Although the preferred embodiment of the present invention has been described in detail above, the present invention is not limited to this. The scope of the invention shall be limited only by the claims.

[Brief description of drawings]

FIG. 1 is a schematic representation of a postage meter combined with a remote printing mechanism according to the present invention.

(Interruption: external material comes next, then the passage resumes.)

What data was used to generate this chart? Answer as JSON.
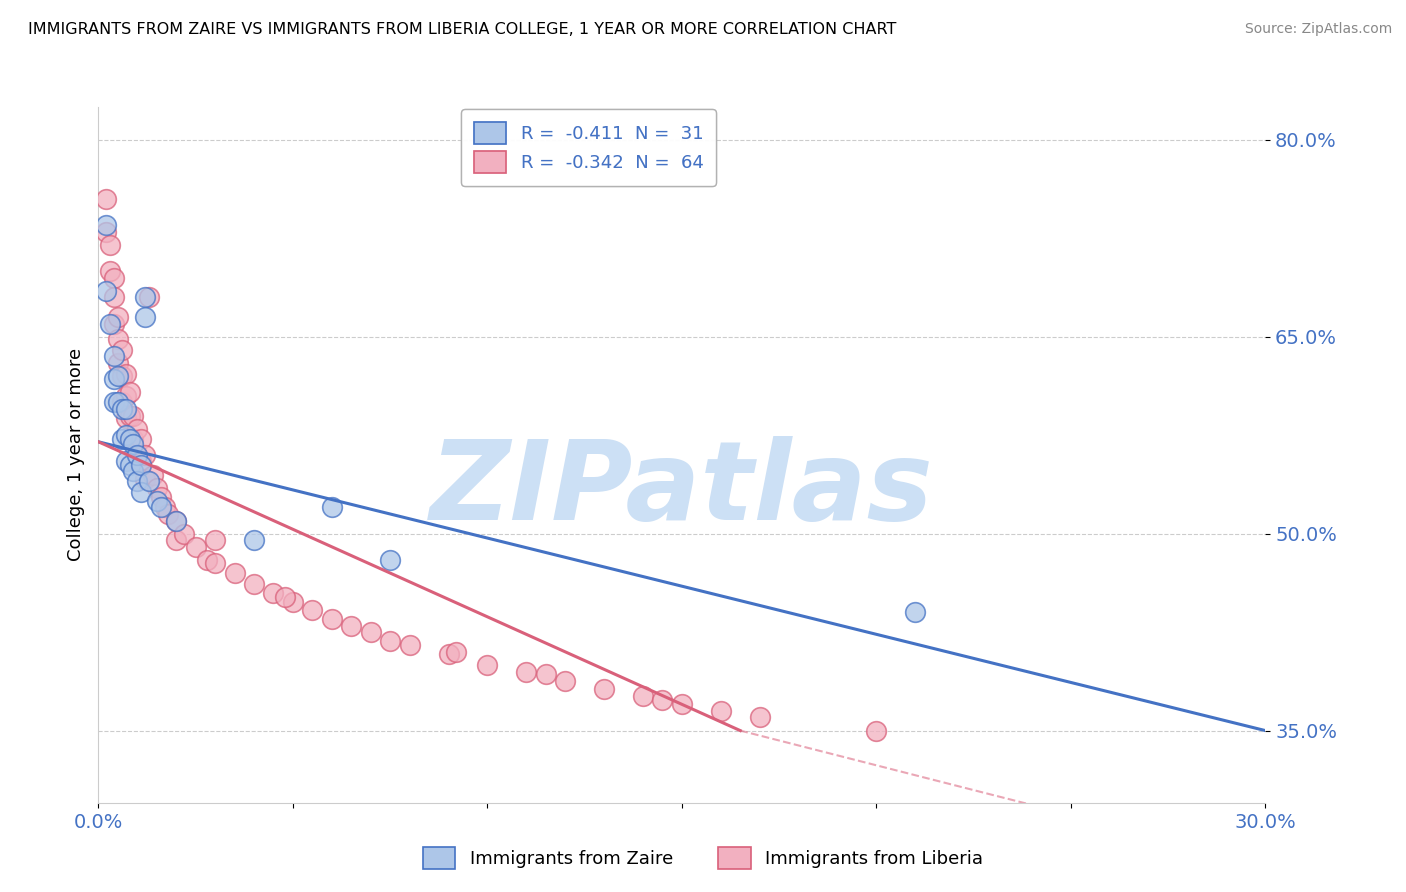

FIG. 2 is a schematic diagram showing a postage meter micro control and printer micro control system according to the present invention.

[Explanation of symbols]

 10 Confidential Housing 11 Postage Meter Control System 13 Microcontroller 15 Memory Unit 17 ASIC 18 Encryption Module 19 Printer Controller Module 21 Printing Mechanism 23 Print Controller 27 Print Element

─────────────────────────────────────────────────── ─── Continuation of front page (51) Int.Cl. ⁶ Identification number Internal reference number FI Technical display location G09C 1/00 660 G06F 15/21 A H04L 9/10 8842-5J H04L 9/00 621Z (72) Inventor Frank Dee Ramirez Connecticut, United States 06902 Stamford Lawn Avenue 60 Apartment 24

Claims (5)

[Claims] 1. A method of preventing the monitoring of postage display data sent from a postage meter vault to a digital printer via a communication link between the postage meter vault and a remotely located digital printer, the method comprising: Is provided in the meter, and means for decrypting the postage data received from the meter using the encryption key is provided in the digital printer, the postage display data is encrypted, and the postage display data is encrypted. The postage display data is sent to the digital printer, and the postage display data is decrypted by the decryption means.
And a step of printing the postage display by the digital printer according to the decrypted postage display data. 2. A method for preventing the monitoring of postage display data sent from a meter vault to a digital printer via a communication link between the postage meter vault and a remotely located digital printer, wherein a cryptographic key is generated according to the token. A cryptographic key manager for enabling the postage meter vault, means for generating the token in the digital printer, communicating the token to the postage meter vault,
And generate an encryption key by the encryption key manager of the postage meter vault according to the token,
The method of claim 1, further comprising the step of ensuring that the cryptographic keys of both the cryptographic key managers are identical. 3. A postage metering system having a postage meter remote from a digital printer used to print the postage indicator, the postage meter including means for generating data representative of the postage indicator, and a cipher. And a cryptographic means for encrypting the data representing the postage mark according to a key, the digital printer decrypting the data representing the postage mark and displaying the postage mark according to the decrypted data. A postage metering system having a means for printing and further comprising communication means for communicating the encrypted postage rate display to the digital printer. 4. A postage metering system having a postage meter remote from a digital printer used to print a postage indicator, wherein the postage meter is a cipher for generating an encryption key in response to a token. A key manager means, wherein the digital printer generates a new cryptographic key as a function of the decrypted data and a cipher for generating the token as a function of the decrypted data when needed. 4. The postage metering system of claim 3 having key manager means and further comprising communication means for electronically communicating the token to a cryptographic key manager of the postage meter. 5. A postage metering system having a postage meter remote from a digital printer used to print a postage indicator, wherein the postage meter is a cipher for generating an encryption key in response to a token. Key manager means, the digital printer has cryptographic key manager means for generating a new cryptographic key when needed as a function of a randomly generated token, and the token is the postage. 4. The postage metering system of claim 3, further comprising communication means for electronically communicating with a cryptographic key manager of the meter.